El temperamento creador de Kai-Mai Olbri se encaja en la vida artística de Estonia con bastante dificultad. Su lucha por el reconocimiento de su visión a menudo alcanza el heroísmo psicológico y financiero. Es poco probable que entre los estonios podamos encontrar una persona más lejana de la avaricia, un talento artístico más idealista. Precisamente el idealismo luchador de Kai-Mai Olbri es la causa principal, por qué varios pensadores versados no pueden tomarla en serio. Hay en ella en demasía de misión: más que en Jaan Elken, más que en Jaan Toomik y más que en los mencionados juntos, así que, a parecer de muchos, ello alcanza ya hasta los límites de decencia.


En cuanto a mí, siempre he tenido a distancia simpatía por tal devoción. He tenido posibilidad de ver como Kai-Mai Olbri, año tras año, encontraba para sus efigies imaginarias cada vez más exactas correspondencias en las letras, en los colores, en la musica, en la música y en el movimiento – los medios de expresión que siempre acompañan la inauguración de sus exposiciones. En la fusión de estos en un todo uniforme, Kai-Mai Olbri ha conseguido ahora un resultado notablemente íntegro con su película "El canto atado", que se demostró en su  última exposición en la Galería Municipal.

Quien quiso saber, qué diferencia hay entre el profesionalismo y el dilentatismo, comparó la obra de Kai-Mai Olbri en la Galería Municipal con el video película miserable de Kristin Kalamees y Allan Tõnissoo "Behave in cave" en la Galería de la Casa de Arte. Según dice Faust: Pues, la distancia es larguísima!

La película "El canto atado", que dura un cuarto de hora, puede considerarse cómo consistente en cuatro partes inseparables, pero, no obstante, distinguibles, en las cuales en turno presiden la pintura y la poesía, el baile, el canto y la instalación (los autores son: KAI-Mai Olbri, Lepo Sumera y Mai Murdmaa, los interpretadores: Andres Ots, Leili Tammel,Vladimir Arhangelski y Kai Mai Olbri).

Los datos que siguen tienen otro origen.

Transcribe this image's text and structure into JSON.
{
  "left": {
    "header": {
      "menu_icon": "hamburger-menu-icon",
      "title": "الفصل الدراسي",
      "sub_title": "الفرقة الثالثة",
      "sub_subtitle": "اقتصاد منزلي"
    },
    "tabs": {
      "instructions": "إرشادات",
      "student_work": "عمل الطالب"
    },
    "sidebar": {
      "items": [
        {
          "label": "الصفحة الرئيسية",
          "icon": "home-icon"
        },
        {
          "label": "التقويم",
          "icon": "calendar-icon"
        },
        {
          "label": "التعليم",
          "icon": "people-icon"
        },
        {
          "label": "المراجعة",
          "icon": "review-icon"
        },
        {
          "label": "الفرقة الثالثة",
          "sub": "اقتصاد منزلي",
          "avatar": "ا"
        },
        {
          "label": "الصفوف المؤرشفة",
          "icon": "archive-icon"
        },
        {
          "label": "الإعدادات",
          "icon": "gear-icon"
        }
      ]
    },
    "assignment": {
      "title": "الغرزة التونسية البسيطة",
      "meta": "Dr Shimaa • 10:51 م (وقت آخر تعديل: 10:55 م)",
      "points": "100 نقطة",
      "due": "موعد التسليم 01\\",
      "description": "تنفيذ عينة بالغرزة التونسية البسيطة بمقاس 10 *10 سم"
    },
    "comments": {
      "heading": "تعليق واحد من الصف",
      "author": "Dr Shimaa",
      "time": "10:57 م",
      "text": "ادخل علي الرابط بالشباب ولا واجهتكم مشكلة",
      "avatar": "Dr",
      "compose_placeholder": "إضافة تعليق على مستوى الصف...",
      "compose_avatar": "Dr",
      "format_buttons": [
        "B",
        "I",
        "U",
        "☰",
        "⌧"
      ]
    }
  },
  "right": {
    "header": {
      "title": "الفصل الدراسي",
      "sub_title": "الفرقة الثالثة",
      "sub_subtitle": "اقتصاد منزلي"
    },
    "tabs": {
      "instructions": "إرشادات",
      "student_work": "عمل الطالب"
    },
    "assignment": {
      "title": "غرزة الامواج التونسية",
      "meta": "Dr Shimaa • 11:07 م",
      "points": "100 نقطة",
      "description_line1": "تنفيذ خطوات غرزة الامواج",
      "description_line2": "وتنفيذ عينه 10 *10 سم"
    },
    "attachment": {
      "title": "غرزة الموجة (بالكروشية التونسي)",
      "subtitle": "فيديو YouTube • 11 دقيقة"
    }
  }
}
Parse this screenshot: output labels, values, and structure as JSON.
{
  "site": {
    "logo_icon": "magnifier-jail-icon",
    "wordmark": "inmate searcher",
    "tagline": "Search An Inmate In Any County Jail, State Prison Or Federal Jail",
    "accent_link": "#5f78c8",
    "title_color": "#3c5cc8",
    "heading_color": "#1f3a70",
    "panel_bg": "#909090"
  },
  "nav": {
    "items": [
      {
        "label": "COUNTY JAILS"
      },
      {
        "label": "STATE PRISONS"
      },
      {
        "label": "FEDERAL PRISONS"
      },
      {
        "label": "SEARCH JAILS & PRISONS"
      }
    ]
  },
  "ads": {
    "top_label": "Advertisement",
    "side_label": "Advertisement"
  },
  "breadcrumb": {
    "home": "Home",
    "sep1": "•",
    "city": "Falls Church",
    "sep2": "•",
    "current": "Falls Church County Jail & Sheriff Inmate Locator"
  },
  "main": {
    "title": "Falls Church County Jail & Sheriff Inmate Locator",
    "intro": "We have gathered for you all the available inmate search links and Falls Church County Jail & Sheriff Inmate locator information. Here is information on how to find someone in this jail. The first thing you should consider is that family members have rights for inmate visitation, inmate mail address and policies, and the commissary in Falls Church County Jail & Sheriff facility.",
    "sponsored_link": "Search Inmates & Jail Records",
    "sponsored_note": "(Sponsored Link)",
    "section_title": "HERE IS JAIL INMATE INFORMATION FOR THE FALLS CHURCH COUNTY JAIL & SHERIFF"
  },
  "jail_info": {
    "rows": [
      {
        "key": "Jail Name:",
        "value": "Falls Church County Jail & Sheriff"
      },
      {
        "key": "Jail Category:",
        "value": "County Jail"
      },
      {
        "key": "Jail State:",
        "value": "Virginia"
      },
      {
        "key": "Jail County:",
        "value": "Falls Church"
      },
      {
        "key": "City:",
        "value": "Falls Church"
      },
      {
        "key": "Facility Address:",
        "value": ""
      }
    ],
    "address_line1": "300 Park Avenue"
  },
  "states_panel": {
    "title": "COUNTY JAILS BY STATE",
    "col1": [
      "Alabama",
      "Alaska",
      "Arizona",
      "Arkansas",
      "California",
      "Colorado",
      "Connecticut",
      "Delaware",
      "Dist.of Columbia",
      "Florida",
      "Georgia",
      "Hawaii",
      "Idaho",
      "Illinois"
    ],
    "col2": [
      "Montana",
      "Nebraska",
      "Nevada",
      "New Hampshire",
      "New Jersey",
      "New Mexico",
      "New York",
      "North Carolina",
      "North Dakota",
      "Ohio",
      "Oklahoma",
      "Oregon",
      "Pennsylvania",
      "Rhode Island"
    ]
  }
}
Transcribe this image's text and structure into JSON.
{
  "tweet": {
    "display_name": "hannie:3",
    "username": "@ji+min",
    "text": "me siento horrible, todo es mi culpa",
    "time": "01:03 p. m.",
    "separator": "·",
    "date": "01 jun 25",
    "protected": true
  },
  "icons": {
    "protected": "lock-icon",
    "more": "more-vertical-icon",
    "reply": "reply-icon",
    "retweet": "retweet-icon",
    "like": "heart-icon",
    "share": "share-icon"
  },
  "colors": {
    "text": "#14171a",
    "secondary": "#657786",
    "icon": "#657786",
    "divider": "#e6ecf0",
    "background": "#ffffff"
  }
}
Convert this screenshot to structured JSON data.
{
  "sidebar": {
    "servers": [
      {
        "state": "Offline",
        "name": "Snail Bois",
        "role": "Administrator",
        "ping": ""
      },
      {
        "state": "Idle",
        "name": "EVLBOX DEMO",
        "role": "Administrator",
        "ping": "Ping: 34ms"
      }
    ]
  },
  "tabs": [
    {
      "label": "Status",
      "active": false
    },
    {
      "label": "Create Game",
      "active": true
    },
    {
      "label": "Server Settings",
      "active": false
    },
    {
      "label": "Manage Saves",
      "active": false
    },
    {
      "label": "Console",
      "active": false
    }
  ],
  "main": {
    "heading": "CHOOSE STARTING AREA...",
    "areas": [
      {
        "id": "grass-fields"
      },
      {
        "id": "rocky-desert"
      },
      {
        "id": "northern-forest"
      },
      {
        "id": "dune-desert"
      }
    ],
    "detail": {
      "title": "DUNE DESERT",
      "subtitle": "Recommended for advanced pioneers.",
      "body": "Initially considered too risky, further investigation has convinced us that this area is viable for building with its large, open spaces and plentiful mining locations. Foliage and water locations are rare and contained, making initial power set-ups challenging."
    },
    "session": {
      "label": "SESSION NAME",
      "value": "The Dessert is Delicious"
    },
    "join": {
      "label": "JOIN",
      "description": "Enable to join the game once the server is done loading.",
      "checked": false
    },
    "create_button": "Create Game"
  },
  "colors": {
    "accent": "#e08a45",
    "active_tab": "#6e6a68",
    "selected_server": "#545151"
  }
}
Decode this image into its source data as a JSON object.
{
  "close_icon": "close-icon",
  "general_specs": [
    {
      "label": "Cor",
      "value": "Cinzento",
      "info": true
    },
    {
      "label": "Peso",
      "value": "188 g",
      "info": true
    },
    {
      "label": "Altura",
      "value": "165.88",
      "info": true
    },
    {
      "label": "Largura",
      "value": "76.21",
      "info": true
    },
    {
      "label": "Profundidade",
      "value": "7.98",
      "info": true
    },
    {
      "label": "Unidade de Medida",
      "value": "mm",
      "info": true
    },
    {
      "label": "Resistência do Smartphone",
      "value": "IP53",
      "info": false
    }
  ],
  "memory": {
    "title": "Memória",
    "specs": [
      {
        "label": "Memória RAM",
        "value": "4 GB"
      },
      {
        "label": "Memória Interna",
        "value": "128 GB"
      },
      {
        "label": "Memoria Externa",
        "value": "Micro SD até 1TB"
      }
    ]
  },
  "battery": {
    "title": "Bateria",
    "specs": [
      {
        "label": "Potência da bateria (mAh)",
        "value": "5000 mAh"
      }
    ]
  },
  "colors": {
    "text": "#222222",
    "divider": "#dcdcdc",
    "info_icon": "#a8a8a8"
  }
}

La idea de la obra me aparece del modo más sutil en la segunda parte que se basa en la coreografía original de Mai Murdmaa sobre la música de Lepo Sumera. Su esencia, revelada con claridad por el baile de Vladimir Arhangelski, consiste en la salida del cuerpo del espacio de marco visible (donde en la estilística del traje y de las poses puede percibirse el "Fauno" de Bakst-Nizhinski) y en su entrada en el espacio de marcos invisibles. La más profunda impresión del "Canto atado" produce precisamente la complicada simultaneidad visual que tiene lugar en el segundo espacio, la tracería de alternación del fono y de la figura: las superficies geométricas en colores ora cubren al bailador, ora lo cortan en su transparencia, ora se levantan ante él como una pared, ora desaparecen concediendo vastedad para el movimiento.

Sobre esto se superpone el baile del cuerpo junto con las sombras y el movimiento entre los distintos ambientes luminosos. Así se transforma la obra en una lucha obstinada del hombre bailante con el espacio lleno de obstáculos invisibles para él, pero sensibles por el sexto sentido, en los esfuerzos para salir del espacio imaginario, pero superreal, que encadena y al mismo tiempo anima las aspiraciones de cada alma creativa. La más profunda impresión del "Canto atado" queda del "Oído absoluto".

Cuánto tuvo Kai-Mai Olbri de firme intención en el éxito de una estructura tan complicada, cuánto de sombría conjetura, cuánto de fortuna, no lo podemos medir, tampoco hay razón de discutir acerca de ello.

Recordemos a Jan Mukazhovski: sí el indicio general del texto es presencia del sentido, el indicio especial del texto artístico es posibilidad de imaginarle a él un sentido. Claro que lo último es problema de capacidad. Después del "Canto atado" considero Kai-Mai Olbri como artista con mayor respecto.